A universe is an organized collection of objects, which includes dimensions, measures, and attributes that are grouped into business topics. The skill of the Universe developer is to create objects that sound like business terms, by mapping them to the columns of the database tables. Quite often some SQL coding is needed to generate the value of the objects. For example, you could create an object called Week after Delivery by reading the delivery date of an order and adding seven days.

The business user can then drag and drop the objects that are provided by a Universe into their report. In the background, SQL is executed on the database in the background, invisible to the business user.

A Universe can be used to create relational models and multi-dimensional models. Multi-dimensional models are used to support fast, unpredictable drill-down navigation. Relational models are used to support predefined queries.

Information Design Tool

The Information Design Tool (IDT) is the tool used to create Universes

Creating a universe consists of three basic steps:

  1. Define a Connection to the database. Connections are already defined by the administrators.
  2. Define a Data Foundationto include only the required tables and how they are joined.
  3. Define a Business Layer to define the business objects (description, filters, calculations, aggregation behavior, hierarchies).

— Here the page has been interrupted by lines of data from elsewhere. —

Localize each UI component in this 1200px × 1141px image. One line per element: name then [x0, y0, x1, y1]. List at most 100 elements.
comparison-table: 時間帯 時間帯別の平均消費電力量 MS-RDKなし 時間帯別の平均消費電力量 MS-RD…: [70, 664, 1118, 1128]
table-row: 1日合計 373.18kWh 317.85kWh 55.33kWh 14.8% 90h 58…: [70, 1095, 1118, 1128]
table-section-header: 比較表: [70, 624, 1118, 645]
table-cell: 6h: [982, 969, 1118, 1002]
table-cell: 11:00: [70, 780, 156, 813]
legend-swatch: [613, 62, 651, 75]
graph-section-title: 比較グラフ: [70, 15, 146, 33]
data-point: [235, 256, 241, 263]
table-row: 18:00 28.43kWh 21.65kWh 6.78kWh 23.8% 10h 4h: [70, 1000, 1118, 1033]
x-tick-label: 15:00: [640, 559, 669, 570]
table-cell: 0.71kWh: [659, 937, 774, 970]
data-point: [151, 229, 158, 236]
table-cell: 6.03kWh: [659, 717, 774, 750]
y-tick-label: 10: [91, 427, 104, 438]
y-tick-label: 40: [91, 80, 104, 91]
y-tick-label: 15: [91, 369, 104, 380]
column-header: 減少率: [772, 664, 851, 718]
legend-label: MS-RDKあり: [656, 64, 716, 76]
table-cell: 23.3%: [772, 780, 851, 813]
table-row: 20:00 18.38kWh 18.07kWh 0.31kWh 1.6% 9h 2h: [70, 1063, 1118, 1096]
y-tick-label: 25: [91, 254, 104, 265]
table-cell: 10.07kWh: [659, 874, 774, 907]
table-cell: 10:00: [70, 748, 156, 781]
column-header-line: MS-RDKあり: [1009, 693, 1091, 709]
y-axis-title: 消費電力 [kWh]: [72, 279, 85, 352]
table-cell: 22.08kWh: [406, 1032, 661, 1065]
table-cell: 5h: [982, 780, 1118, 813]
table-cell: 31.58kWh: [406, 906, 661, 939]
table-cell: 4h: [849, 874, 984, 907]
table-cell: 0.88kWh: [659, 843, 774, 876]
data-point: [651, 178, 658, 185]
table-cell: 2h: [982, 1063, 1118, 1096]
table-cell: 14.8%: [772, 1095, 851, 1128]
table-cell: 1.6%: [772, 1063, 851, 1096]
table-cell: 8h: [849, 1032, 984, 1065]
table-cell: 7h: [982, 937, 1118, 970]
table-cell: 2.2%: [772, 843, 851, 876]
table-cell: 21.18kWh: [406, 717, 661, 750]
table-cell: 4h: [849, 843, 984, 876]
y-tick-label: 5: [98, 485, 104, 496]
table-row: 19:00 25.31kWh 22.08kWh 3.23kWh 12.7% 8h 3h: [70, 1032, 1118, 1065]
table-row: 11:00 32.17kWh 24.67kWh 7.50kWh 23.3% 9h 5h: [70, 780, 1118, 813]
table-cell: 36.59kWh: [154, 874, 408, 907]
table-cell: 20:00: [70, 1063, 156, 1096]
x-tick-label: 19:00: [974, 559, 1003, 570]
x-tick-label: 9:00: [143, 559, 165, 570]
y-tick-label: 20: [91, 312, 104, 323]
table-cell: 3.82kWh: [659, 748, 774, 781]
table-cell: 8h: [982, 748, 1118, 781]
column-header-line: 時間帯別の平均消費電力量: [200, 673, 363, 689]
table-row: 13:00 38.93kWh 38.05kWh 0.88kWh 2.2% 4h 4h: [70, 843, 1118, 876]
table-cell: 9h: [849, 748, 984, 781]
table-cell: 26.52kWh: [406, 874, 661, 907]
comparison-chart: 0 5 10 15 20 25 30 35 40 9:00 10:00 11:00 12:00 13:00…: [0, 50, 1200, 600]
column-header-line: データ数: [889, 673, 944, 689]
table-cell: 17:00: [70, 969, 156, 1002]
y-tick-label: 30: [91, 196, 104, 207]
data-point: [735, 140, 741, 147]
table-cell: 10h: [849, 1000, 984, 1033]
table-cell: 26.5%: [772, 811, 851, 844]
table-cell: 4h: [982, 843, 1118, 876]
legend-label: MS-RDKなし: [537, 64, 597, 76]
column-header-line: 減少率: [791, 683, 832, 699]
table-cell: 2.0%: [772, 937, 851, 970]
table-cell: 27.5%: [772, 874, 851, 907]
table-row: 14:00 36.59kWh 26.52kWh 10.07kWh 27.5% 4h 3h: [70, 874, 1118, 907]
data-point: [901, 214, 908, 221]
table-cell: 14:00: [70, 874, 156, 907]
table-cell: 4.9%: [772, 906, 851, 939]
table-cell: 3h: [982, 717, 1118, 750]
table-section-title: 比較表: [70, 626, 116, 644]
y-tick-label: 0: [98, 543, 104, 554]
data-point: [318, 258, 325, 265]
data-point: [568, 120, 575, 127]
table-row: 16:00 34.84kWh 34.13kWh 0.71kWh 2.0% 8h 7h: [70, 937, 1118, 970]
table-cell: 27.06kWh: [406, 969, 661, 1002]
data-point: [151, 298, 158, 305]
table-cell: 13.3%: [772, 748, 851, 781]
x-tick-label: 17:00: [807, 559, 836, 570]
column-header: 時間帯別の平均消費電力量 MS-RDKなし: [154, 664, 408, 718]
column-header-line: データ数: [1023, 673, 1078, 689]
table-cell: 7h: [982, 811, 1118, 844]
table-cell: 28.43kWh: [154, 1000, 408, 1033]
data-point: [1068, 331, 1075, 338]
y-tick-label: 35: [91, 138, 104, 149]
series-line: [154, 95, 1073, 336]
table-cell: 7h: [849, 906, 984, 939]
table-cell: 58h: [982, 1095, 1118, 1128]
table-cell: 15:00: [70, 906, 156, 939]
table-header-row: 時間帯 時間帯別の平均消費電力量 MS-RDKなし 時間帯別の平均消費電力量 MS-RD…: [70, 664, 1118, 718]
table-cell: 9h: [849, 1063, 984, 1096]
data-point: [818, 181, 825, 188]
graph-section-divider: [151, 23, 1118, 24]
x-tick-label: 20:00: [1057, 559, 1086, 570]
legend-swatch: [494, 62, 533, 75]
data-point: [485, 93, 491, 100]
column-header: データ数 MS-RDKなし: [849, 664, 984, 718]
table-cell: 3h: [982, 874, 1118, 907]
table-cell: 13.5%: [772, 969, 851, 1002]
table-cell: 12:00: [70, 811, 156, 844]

The Information Design Tool provides a graphical approach to modeling. However, you can also includes custom SQL if needed. The Information Design Tool reads the meta data of the database to propose tables joins. You can adjust these joins if necessary.

Launch the video to learn how we create a Universe using the Information Design Tool.

Another very useful feature of a Universe is that you can define drill-down paths. If such a drill-down path exists, a business user can than start with a high level aggregation in a report and drill down to a more detailed level.